Todos nuestros desvanes, garajes, trasteros y altillos suelen estar repletos de trastos que constituyen un estorbo para quienes no los usan. Sin embargo, son verdaderos tesoros y recursos potenciales para otras personas o entidades: ropa, calzado, bicicletas, motocicletas, sillas de ruedas, vajillas, enseres de cocina, muletas, herramientas y aperos agrícolas, complementos de bebés y niños (uno de los objetos más ofertados y demandados por su corto período de uso y su elevado precio de mercado), libros (algunas bibliotecas públicas están empezando a ofrecer puntos de intercambio gratuito), juguetes, ordenadores, muebles, ropa y complementos deportivos, pequeños y grandes electrodomésticos, maletas, baúles... La lista es interminable y la solución para buena parte de estos objetos puede ser el graticiclado.

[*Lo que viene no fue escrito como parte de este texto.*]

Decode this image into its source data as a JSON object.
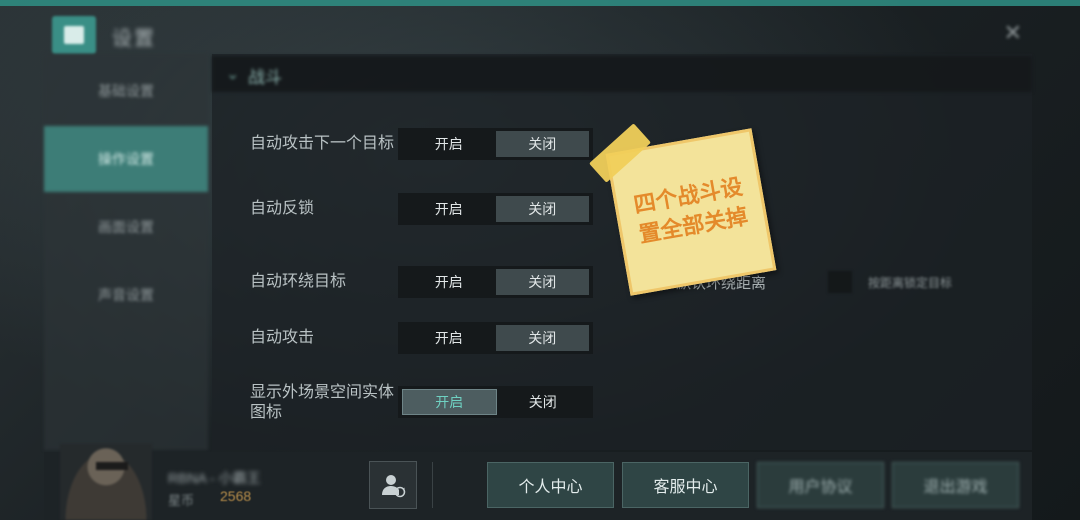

Graticiclar es un neologismo que surge para denominar la aparición de redes sociales donde se conjugan la acción (social) de la donación y la acción (ecológica) de la reutilización, ayudados por las nuevas tecnologías de la información y la comunicación. Estas redes, mediante el uso de listas de correo electrónico, ofrecen y demandan objetos materiales, propiciándose el intercambio gratuito de los mismos entre personas, instituciones o entidades que los poseen pero no les dan uso y quienes los necesitan.

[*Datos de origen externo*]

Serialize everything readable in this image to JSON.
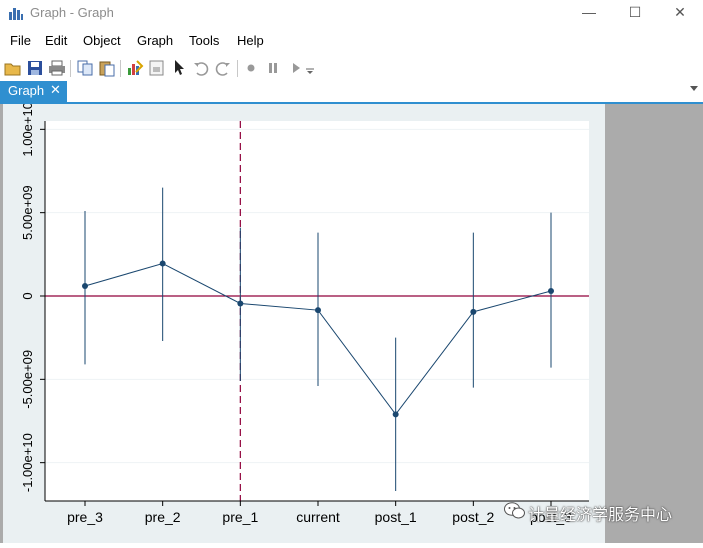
{
  "window": {
    "title": "Graph - Graph",
    "minimize": "—",
    "maximize": "☐",
    "close": "✕"
  },
  "menu": [
    "File",
    "Edit",
    "Object",
    "Graph",
    "Tools",
    "Help"
  ],
  "toolbar": {
    "icons": [
      "open-icon",
      "save-icon",
      "print-icon",
      "copy-icon",
      "paste-icon",
      "graph-editor-icon",
      "properties-icon",
      "pointer-icon",
      "undo-icon",
      "redo-icon",
      "record-icon",
      "pause-icon",
      "play-icon"
    ]
  },
  "tabs": [
    {
      "label": "Graph",
      "close": "✕"
    }
  ],
  "colors": {
    "series": "#1a476f",
    "reference_line": "#90003a",
    "accent": "#2f8fd0"
  },
  "chart_data": {
    "type": "scatter",
    "categories": [
      "pre_3",
      "pre_2",
      "pre_1",
      "current",
      "post_1",
      "post_2",
      "post_3"
    ],
    "estimates": [
      600000000,
      1950000000,
      -450000000,
      -850000000,
      -7100000000,
      -950000000,
      300000000
    ],
    "ci_lower": [
      -4100000000,
      -2700000000,
      -5100000000,
      -5400000000,
      -11700000000,
      -5500000000,
      -4300000000
    ],
    "ci_upper": [
      5100000000,
      6500000000,
      4100000000,
      3800000000,
      -2500000000,
      3800000000,
      5000000000
    ],
    "ylim": [
      -12300000000,
      10500000000
    ],
    "yticks": [
      -10000000000,
      -5000000000,
      0,
      5000000000,
      10000000000
    ],
    "yticklabels": [
      "-1.00e+10",
      "-5.00e+09",
      "0",
      "5.00e+09",
      "1.00e+10"
    ],
    "hline_y": 0,
    "vline_category": "pre_1",
    "grid": true,
    "xlabel": "",
    "ylabel": ""
  },
  "watermark": {
    "text": "计量经济学服务中心"
  }
}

Por tanto, el principal objetivo del graticiclado es, desde un enfoque plenamente acorde con el ecologismo social, satisfacer necesidades materiales produciendo el menor impacto ecológico, esto es, reutilizando objetos que por diversos motivos habían caído en desuso, evitando así su desecho y su vertido; en definitiva, alargando su vida útil.

Esta iniciativa nace en países anglosajones, donde desde hace algunos años, y bajo el neologismo freecycle (puede obtenerse más información en www.freecycle.org), vienen organizándose distintos grupos locales en pueblos, ciudades y comarcas.

Los pasos necesarios para crear una red de graticiclado son:

1. Identificación de candidatos para la creación de una red de graticiclado (más fácil si el grupo es pre-existente).

2. Aprobación de unas normas de uso y elección de moderadores (cargo rotativo).

3. Creación de la lista de distribución (continua, pues suele tratarse de grupos abiertos). Cada nueva incorporación debe asumir las normas del grupo.

4. Oferta y demanda de bienes y objetos mediante el envío de correos electrónicos con la descripción y la foto del objeto (Donaciones), o la descripción del objeto requerido (Solicitudes).

5. Desplazamiento y transporte para recoger el objeto (generalmente por cuenta del solicitante).

6. Evaluación: tanto donantes como solicitantes expresan su grado de satisfacción con el intercambio, sirviendo de este modo para que se vayan puliendo errores, se mejore la calidad de los intercambios y se fortalezca la red. Los moderadores van tomando nota de errores y aciertos para hacer propuestas de modificación de las normas.

7. Otros: rotación de moderadores, aprobación de nuevas normas, convocatorias de encuentros festivos presenciales, etc.

Las ventajas de las redes de graticiclado son evidentes. Desde un punto de vistas ecológico, se evita el derroche, se frena el consumo y se ahorran recursos. Desde una perspectiva social, se satisfacen necesidades, se puede contribuir a crear sentido de pertenencia y arraigo, lazos vecinales y ciudadanos, y en definitiva, vínculos sociales. Además, se impulsa la creación de otro modelo de economía basado en nuevas relaciones de intercambio, ajenas al dinero y la lógica del beneficio económico.

El mayor inconveniente es el hecho de que las personas con mayores necesidades materiales no suelen tener acceso a Internet. Por otra parte las personas y entidades más derrochadoras suelen mantenerse casi siempre al margen de iniciativas colectivas.